While Western-imposed sanctions are taking an increasingly negative toll on the Russian economy, it appears that President Vladimir Putin is more affirmed of his hostility toward the country’s old Cold War-era foes. And yet, despite rhetoric lambasting the West for imposing sanctions, which, from Putin’s perspective constitute “a gross violation of human rights,” he also dismisses the idea that the sanctions “will cause negative effects or catastrophic consequences only for us.” Indeed, he remained resoundingly confident that, “No such thing will happen!” If the disconnect between President Putin’s rhetoric and the reality of a worsening economy in Russia continues, it is unlikely that Russia will be able to support its position of hostility toward the West for much longer. Indeed, Putin’s rhetoric will have no meaning if the Russian economy continues on its current path, and Western sanctions may have just the desired effect of forcing Putin to acquiesce to changing his behavior.
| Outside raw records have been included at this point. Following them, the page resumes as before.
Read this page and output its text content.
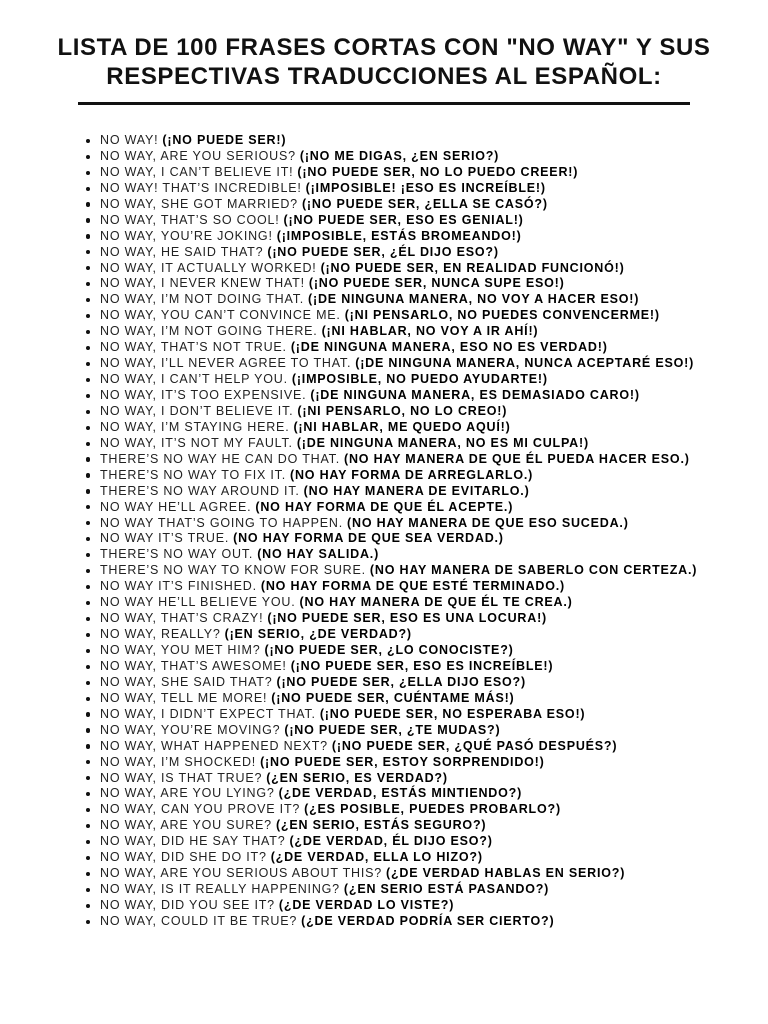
LISTA DE 100 FRASES CORTAS CON "NO WAY" Y SUS RESPECTIVAS TRADUCCIONES AL ESPAÑOL:
NO WAY! (¡NO PUEDE SER!)
NO WAY, ARE YOU SERIOUS? (¡NO ME DIGAS, ¿EN SERIO?)
NO WAY, I CAN’T BELIEVE IT! (¡NO PUEDE SER, NO LO PUEDO CREER!)
NO WAY! THAT’S INCREDIBLE! (¡IMPOSIBLE! ¡ESO ES INCREÍBLE!)
NO WAY, SHE GOT MARRIED? (¡NO PUEDE SER, ¿ELLA SE CASÓ?)
NO WAY, THAT’S SO COOL! (¡NO PUEDE SER, ESO ES GENIAL!)
NO WAY, YOU’RE JOKING! (¡IMPOSIBLE, ESTÁS BROMEANDO!)
NO WAY, HE SAID THAT? (¡NO PUEDE SER, ¿ÉL DIJO ESO?)
NO WAY, IT ACTUALLY WORKED! (¡NO PUEDE SER, EN REALIDAD FUNCIONÓ!)
NO WAY, I NEVER KNEW THAT! (¡NO PUEDE SER, NUNCA SUPE ESO!)
NO WAY, I’M NOT DOING THAT. (¡DE NINGUNA MANERA, NO VOY A HACER ESO!)
NO WAY, YOU CAN’T CONVINCE ME. (¡NI PENSARLO, NO PUEDES CONVENCERME!)
NO WAY, I’M NOT GOING THERE. (¡NI HABLAR, NO VOY A IR AHÍ!)
NO WAY, THAT’S NOT TRUE. (¡DE NINGUNA MANERA, ESO NO ES VERDAD!)
NO WAY, I’LL NEVER AGREE TO THAT. (¡DE NINGUNA MANERA, NUNCA ACEPTARÉ ESO!)
NO WAY, I CAN’T HELP YOU. (¡IMPOSIBLE, NO PUEDO AYUDARTE!)
NO WAY, IT’S TOO EXPENSIVE. (¡DE NINGUNA MANERA, ES DEMASIADO CARO!)
NO WAY, I DON’T BELIEVE IT. (¡NI PENSARLO, NO LO CREO!)
NO WAY, I’M STAYING HERE. (¡NI HABLAR, ME QUEDO AQUÍ!)
NO WAY, IT’S NOT MY FAULT. (¡DE NINGUNA MANERA, NO ES MI CULPA!)
THERE’S NO WAY HE CAN DO THAT. (NO HAY MANERA DE QUE ÉL PUEDA HACER ESO.)
THERE’S NO WAY TO FIX IT. (NO HAY FORMA DE ARREGLARLO.)
THERE’S NO WAY AROUND IT. (NO HAY MANERA DE EVITARLO.)
NO WAY HE’LL AGREE. (NO HAY FORMA DE QUE ÉL ACEPTE.)
NO WAY THAT’S GOING TO HAPPEN. (NO HAY MANERA DE QUE ESO SUCEDA.)
NO WAY IT’S TRUE. (NO HAY FORMA DE QUE SEA VERDAD.)
THERE’S NO WAY OUT. (NO HAY SALIDA.)
THERE’S NO WAY TO KNOW FOR SURE. (NO HAY MANERA DE SABERLO CON CERTEZA.)
NO WAY IT’S FINISHED. (NO HAY FORMA DE QUE ESTÉ TERMINADO.)
NO WAY HE’LL BELIEVE YOU. (NO HAY MANERA DE QUE ÉL TE CREA.)
NO WAY, THAT’S CRAZY! (¡NO PUEDE SER, ESO ES UNA LOCURA!)
NO WAY, REALLY? (¡EN SERIO, ¿DE VERDAD?)
NO WAY, YOU MET HIM? (¡NO PUEDE SER, ¿LO CONOCISTE?)
NO WAY, THAT’S AWESOME! (¡NO PUEDE SER, ESO ES INCREÍBLE!)
NO WAY, SHE SAID THAT? (¡NO PUEDE SER, ¿ELLA DIJO ESO?)
NO WAY, TELL ME MORE! (¡NO PUEDE SER, CUÉNTAME MÁS!)
NO WAY, I DIDN’T EXPECT THAT. (¡NO PUEDE SER, NO ESPERABA ESO!)
NO WAY, YOU’RE MOVING? (¡NO PUEDE SER, ¿TE MUDAS?)
NO WAY, WHAT HAPPENED NEXT? (¡NO PUEDE SER, ¿QUÉ PASÓ DESPUÉS?)
NO WAY, I’M SHOCKED! (¡NO PUEDE SER, ESTOY SORPRENDIDO!)
NO WAY, IS THAT TRUE? (¿EN SERIO, ES VERDAD?)
NO WAY, ARE YOU LYING? (¿DE VERDAD, ESTÁS MINTIENDO?)
NO WAY, CAN YOU PROVE IT? (¿ES POSIBLE, PUEDES PROBARLO?)
NO WAY, ARE YOU SURE? (¿EN SERIO, ESTÁS SEGURO?)
NO WAY, DID HE SAY THAT? (¿DE VERDAD, ÉL DIJO ESO?)
NO WAY, DID SHE DO IT? (¿DE VERDAD, ELLA LO HIZO?)
NO WAY, ARE YOU SERIOUS ABOUT THIS? (¿DE VERDAD HABLAS EN SERIO?)
NO WAY, IS IT REALLY HAPPENING? (¿EN SERIO ESTÁ PASANDO?)
NO WAY, DID YOU SEE IT? (¿DE VERDAD LO VISTE?)
NO WAY, COULD IT BE TRUE? (¿DE VERDAD PODRÍA SER CIERTO?)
Evidently, there’s a disconnect between the reality of the worsening economic situation in Russia and Putin’s perhaps distorted view of his control over the stability of the economy. Indeed, Putin’s rhetoric suggests that he considers Russia more a victim of other countries’ actions rather than the misguided aggressor that much of the world—as evinced through sanctions—feels is drifting too far from the realm of reasonable international political behavior. Precisely through such statements as, “We realize the malignity of the ‘Iron Curtain for us, and nobody is going to build a wall around us,” Putin is constructing a worldview for Russia in which the rest of the world (i.e., the West) is playing the role of actor in reviving Cold War animosities. From Putin’s perspective, if a renewal of twentieth century animosities between the West and Russia were to occur, Russia would be the victim of an aggressive West that was trying to break the country through misdirected sanctions. Not to worry, though, says Putin, for Russia’s actions—such as annexing Crimea—remain grounded in “strategic decision[s].”
Certainly, Putin’s worldview of the Russian position on the global political stage is much different than that perceived by much of the world. From the West’s perspective, annexing Crimea and the sanctions that followed were a necessary consequence for an unprecedentedly and unacceptably aggressive Russia, whose actions no longer fit with the paradigm of international diplomacy.
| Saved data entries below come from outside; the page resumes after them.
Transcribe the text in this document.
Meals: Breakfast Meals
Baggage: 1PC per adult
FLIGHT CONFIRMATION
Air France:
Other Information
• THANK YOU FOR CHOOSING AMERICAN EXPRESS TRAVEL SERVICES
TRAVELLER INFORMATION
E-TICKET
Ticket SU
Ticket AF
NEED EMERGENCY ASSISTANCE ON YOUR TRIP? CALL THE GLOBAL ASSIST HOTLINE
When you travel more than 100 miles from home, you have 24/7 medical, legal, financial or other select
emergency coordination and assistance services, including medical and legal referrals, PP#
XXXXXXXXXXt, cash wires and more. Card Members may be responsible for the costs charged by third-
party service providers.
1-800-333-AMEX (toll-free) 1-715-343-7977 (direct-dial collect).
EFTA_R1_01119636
Amid Putin’s high level assurances of Russian strength, the economic situation for the average Russian is increasingly grim. Both the value of the rouble and the price of oil have dropped, and according to an article in The Economist, projections for the next two years foresee no economic growth. The article also points out that despite what some saw as “an attempt [“the Ukrainian conflict”] to shore up through patriotic fervor the support that president Vladimir Putin can no longer buy by boosting living standards,” Russians’ worsening ability to sustain the poor economic reality for the country will quickly turn the tide in popular support for President Putin’s rhetoric regarding standing strong against Western action, predicts the article.
As both the reality of the economic situation in Russia becomes clear and the country is reminded that political hostilities are less of a priority than day-to-day economic necessities, President Putin will ultimately be forced to cave. Both his rhetoric and his actions on the international political stage will have to be tempered under the pressure of Western sanctions. A disconnect in reality and rhetoric can only last so long. Despite Putin’s assertion that “When a Russian feels he is right, he is invincible,” the Russian economy cannot remain completely strong against Western punitive measures. Perhaps the sanctions, at least in the near future, will begin to have exactly the effect that policy makers desired.